All morning he had been unusually unaware of her and that was attractive too, having to strive to get his attention. Hugh was in control, he was the dominant figure today, and it was she who was weak-kneed with the stress of it all, stinking out the toilet. She could hear Hugh’s voice raised in greeting and instruction to the people in the house. ‘Folks, have you all registered? Registration papers in the kitchen, don’t leave it too late, folks.’
A woman passed Blanche on the stairs. ‘Is there a toilet up here, do you know?’

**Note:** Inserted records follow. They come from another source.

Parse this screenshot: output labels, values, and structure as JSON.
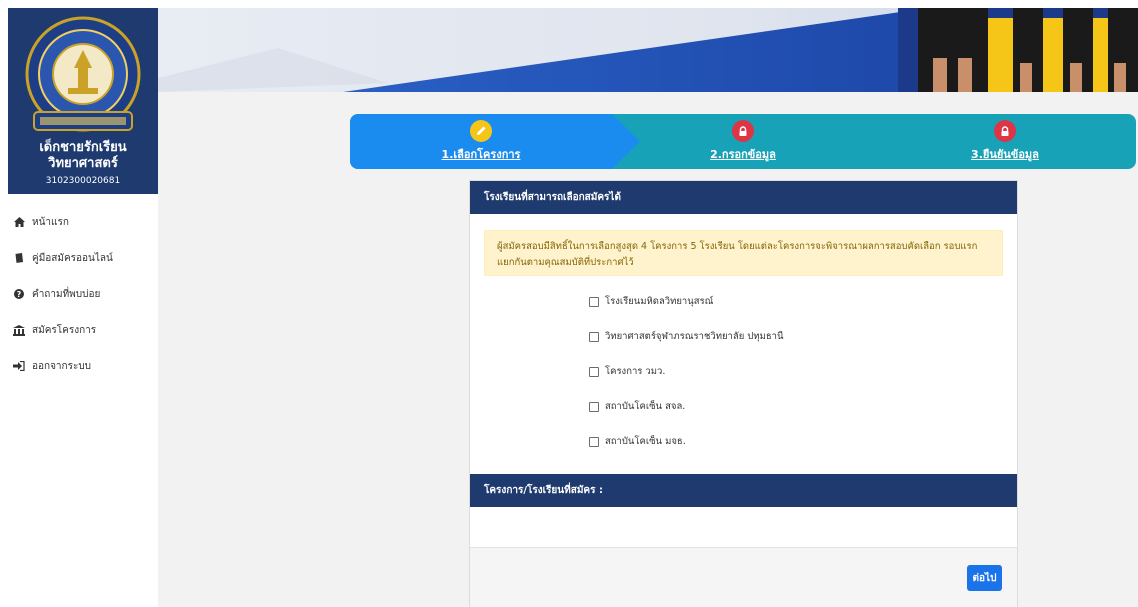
{
  "profile": {
    "name": "เด็กชายรักเรียน วิทยาศาสตร์",
    "student_id": "3102300020681"
  },
  "menu": [
    {
      "label": "หน้าแรก",
      "icon": "home-icon"
    },
    {
      "label": "คู่มือสมัครออนไลน์",
      "icon": "book-icon"
    },
    {
      "label": "คำถามที่พบบ่อย",
      "icon": "question-circle-icon"
    },
    {
      "label": "สมัครโครงการ",
      "icon": "institution-icon"
    },
    {
      "label": "ออกจากระบบ",
      "icon": "sign-out-icon"
    }
  ],
  "stepper": {
    "steps": [
      {
        "label": "1.เลือกโครงการ",
        "icon": "pencil-icon",
        "state": "active"
      },
      {
        "label": "2.กรอกข้อมูล",
        "icon": "lock-icon",
        "state": "locked"
      },
      {
        "label": "3.ยืนยันข้อมูล",
        "icon": "lock-icon",
        "state": "locked"
      }
    ]
  },
  "schools_card": {
    "title": "โรงเรียนที่สามารถเลือกสมัครได้",
    "alert": "ผู้สมัครสอบมีสิทธิ์ในการเลือกสูงสุด 4 โครงการ 5 โรงเรียน โดยแต่ละโครงการจะพิจารณาผลการสอบคัดเลือก รอบแรกแยกกันตามคุณสมบัติที่ประกาศไว้",
    "options": [
      "โรงเรียนมหิดลวิทยานุสรณ์",
      "วิทยาศาสตร์จุฬาภรณราชวิทยาลัย ปทุมธานี",
      "โครงการ วมว.",
      "สถาบันโคเซ็น สจล.",
      "สถาบันโคเซ็น มจธ."
    ]
  },
  "applied_card": {
    "title": "โครงการ/โรงเรียนที่สมัคร :"
  },
  "next_button": "ต่อไป",
  "colors": {
    "navy": "#1f3a6e",
    "step_active": "#1a8cf0",
    "step_inactive": "#17a2b8",
    "lock_red": "#dc3545",
    "pencil_yellow": "#f5c518",
    "button_blue": "#1a73e8"
  }
}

Blanche held out her hand. ‘I’m Blanche King. The toilet’s down the hall on the left.’
‘Oh, you must have grown up here! Oh, it must be hard for you.’
‘My mother will be happier elsewhere.’
‘It’s a lovely house. Lovely.’
About fifteen people were milling around the open plan. Hugh and Stav had taken up position against the living room wall, the harbour on their right, the kitchen on their left. The faint smell of sweat hung in the air. Blanche looked at her watch. It was eleven o’clock. Her stomach expanded and contracted like a bellows. She arranged herself between agents and bidders. Outside was complete stasis, a dense white light as though the sky had been covered with greaseproof paper. Hugh spoke up.